The article in the Guardian was written by Brigid Delaney, an Australian journalist who, so she tells us, had often been “to monasteries and religious retreats seeking calmness” but now, during the pandemic she had the “same experience at home.” In fact, she observes, “This might be the first and only chance we have the time and mental space to experience true and prolonged stillness” because we have all been forced to settled “into a slower-paced rhythm. There’s nowhere to go, nowhere to be.” Some might be horrified by this shutdown, for it is not easy to enter silence, but Delaney turned it into opportunity. “Panic, grief, then wonder: the virus has taken away my old life and replaced it with something new.” She had, she says, “dropped down into stillness.”
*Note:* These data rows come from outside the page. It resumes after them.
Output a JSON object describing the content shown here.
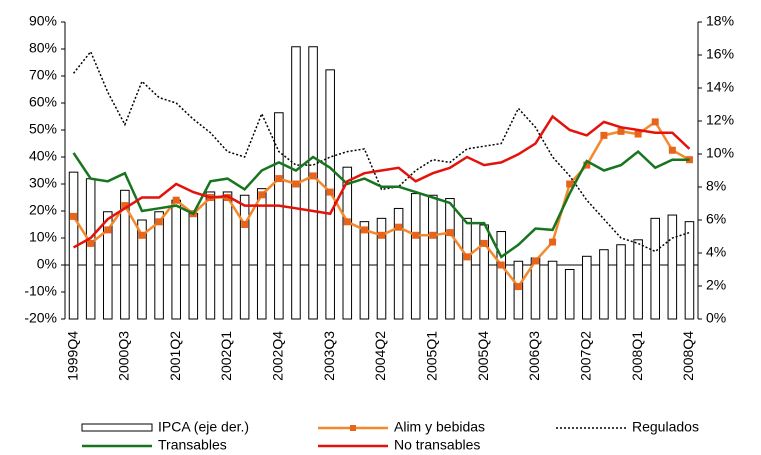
{
  "chart_data": {
    "type": "bar-line",
    "categories": [
      "1999Q4",
      null,
      null,
      "2000Q3",
      null,
      null,
      "2001Q2",
      null,
      null,
      "2002Q1",
      null,
      null,
      "2002Q4",
      null,
      null,
      "2003Q3",
      null,
      null,
      "2004Q2",
      null,
      null,
      "2005Q1",
      null,
      null,
      "2005Q4",
      null,
      null,
      "2006Q3",
      null,
      null,
      "2007Q2",
      null,
      null,
      "2008Q1",
      null,
      null,
      "2008Q4"
    ],
    "ylim": [
      -20,
      90
    ],
    "yticks": [
      {
        "value": -20,
        "label": "-20%"
      },
      {
        "value": -10,
        "label": "-10%"
      },
      {
        "value": 0,
        "label": "0%"
      },
      {
        "value": 10,
        "label": "10%"
      },
      {
        "value": 20,
        "label": "20%"
      },
      {
        "value": 30,
        "label": "30%"
      },
      {
        "value": 40,
        "label": "40%"
      },
      {
        "value": 50,
        "label": "50%"
      },
      {
        "value": 60,
        "label": "60%"
      },
      {
        "value": 70,
        "label": "70%"
      },
      {
        "value": 80,
        "label": "80%"
      },
      {
        "value": 90,
        "label": "90%"
      }
    ],
    "y2lim": [
      0,
      18
    ],
    "y2ticks": [
      {
        "value": 0,
        "label": "0%"
      },
      {
        "value": 2,
        "label": "2%"
      },
      {
        "value": 4,
        "label": "4%"
      },
      {
        "value": 6,
        "label": "6%"
      },
      {
        "value": 8,
        "label": "8%"
      },
      {
        "value": 10,
        "label": "10%"
      },
      {
        "value": 12,
        "label": "12%"
      },
      {
        "value": 14,
        "label": "14%"
      },
      {
        "value": 16,
        "label": "16%"
      },
      {
        "value": 18,
        "label": "18%"
      }
    ],
    "series": [
      {
        "name": "IPCA (eje der.)",
        "kind": "bar",
        "axis": "y2",
        "color": "#ffffff",
        "values": [
          8.9,
          8.5,
          6.5,
          7.8,
          6.0,
          6.5,
          7.2,
          6.4,
          7.7,
          7.7,
          7.5,
          7.9,
          12.5,
          16.5,
          16.5,
          15.1,
          9.2,
          5.9,
          6.1,
          6.7,
          7.6,
          7.5,
          7.3,
          6.1,
          5.7,
          5.3,
          3.5,
          3.7,
          3.5,
          3.0,
          3.8,
          4.2,
          4.5,
          4.8,
          6.1,
          6.3,
          5.9
        ]
      },
      {
        "name": "Alim y bebidas",
        "kind": "line",
        "color": "#f4882a",
        "values": [
          18,
          8,
          13,
          22,
          11,
          16,
          24,
          19,
          25,
          25,
          15,
          26,
          32,
          30,
          33,
          27,
          16,
          13,
          11,
          14,
          11,
          11,
          12,
          3,
          8,
          0,
          -8,
          1.5,
          8.5,
          30,
          37,
          48,
          49.5,
          48.5,
          53,
          42.5,
          39
        ]
      },
      {
        "name": "Regulados",
        "kind": "line",
        "color": "#000000",
        "values": [
          71,
          79,
          64,
          52,
          68,
          62,
          60,
          54,
          49,
          42,
          40,
          56,
          42,
          37,
          37,
          40,
          42,
          43,
          28,
          29,
          35,
          39,
          38,
          43,
          44,
          45,
          58,
          51,
          40,
          33,
          24,
          17,
          10,
          8,
          5,
          10,
          12
        ]
      },
      {
        "name": "Transables",
        "kind": "line",
        "color": "#17751f",
        "values": [
          41.5,
          32,
          31,
          34,
          20,
          21,
          22,
          19,
          31,
          32,
          28,
          35,
          38,
          35,
          40,
          36,
          30,
          32,
          29,
          29,
          27,
          25,
          23,
          15.5,
          15.5,
          3,
          7.5,
          13.5,
          13,
          26.5,
          38.5,
          35,
          37,
          42,
          36,
          39,
          39
        ]
      },
      {
        "name": "No transables",
        "kind": "line",
        "color": "#e3120b",
        "values": [
          6.5,
          10,
          17,
          21,
          25,
          25,
          30,
          27,
          25,
          25.5,
          22,
          22,
          22,
          21,
          20,
          19,
          31,
          34,
          35,
          36,
          31,
          34,
          36,
          40,
          37,
          38,
          41,
          45,
          55,
          50,
          48,
          53,
          51,
          50,
          49,
          49,
          43
        ]
      }
    ]
  }
}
Mystics compare this stillness beneath the surface of our lives to our experience of a turbulent sea. On the surface we are pushed and pulled by currents and wind. But if we dive deep beneath the surface, we discover what the Bible calls “the sound of sheer silence.” The phrase comes in the story about the prophet Elijah hiding from the wrath of Queen Jezebel on Mt. Horeb after having destroyed the prophets of Baal. As he stands on the mountain side seeking guidance for his next move, he is buffeted by a wind so great that it could split mountains and break rocks, but “the Lord was not in the wind.” Then came an earthquake followed by a roaring fire, but the Lord was in neither. But finally, we are told, “after the fire” there was “a sound of sheer silence.”
Many people have experienced a distressing loneliness during the pandemic lockdown, especially those who live on their own, or lie in a hospital bed unable to be visited by family or friends, even anticipating dying in isolation. For them, the silence has become unbearable. Others, living in crowded shacks or in apartments with partners and children, have also found the noise unbearable. They have longed for silence; any silence would be better. But the “sheer silence” Elijah experienced is neither the silence of loneliness, nor is it the silence of escape from others or responsibility. It is a silence we can experience whether we live alone or in families and community. It is the silence of presence and discernment.
The core business of Volmoed is to provide space in which people can enter that silence. And because we can offer this space to those who want to come apart during this pandemic lockdown and beyond, we have decided to set aside several houses on Volmoed for people who want to spend isolation time here in a meaningful way. The terms and conditions of the lockdown apply, but Volmoed offers space for walking, an opportunity for being alone or as a couple in beautiful surroundings, as well as daily prayer in the chapel (where social distancing is practiced) and spiritual direction if requested. And nearby restaurants are providing and delivering uncooked meals! If this speaks to your need, or that of someone you know and may even wish to sponsor, please be in touch and come “drop into silence!” But whether you come to visit or not, may you also “finally have some silence” during this time of plague.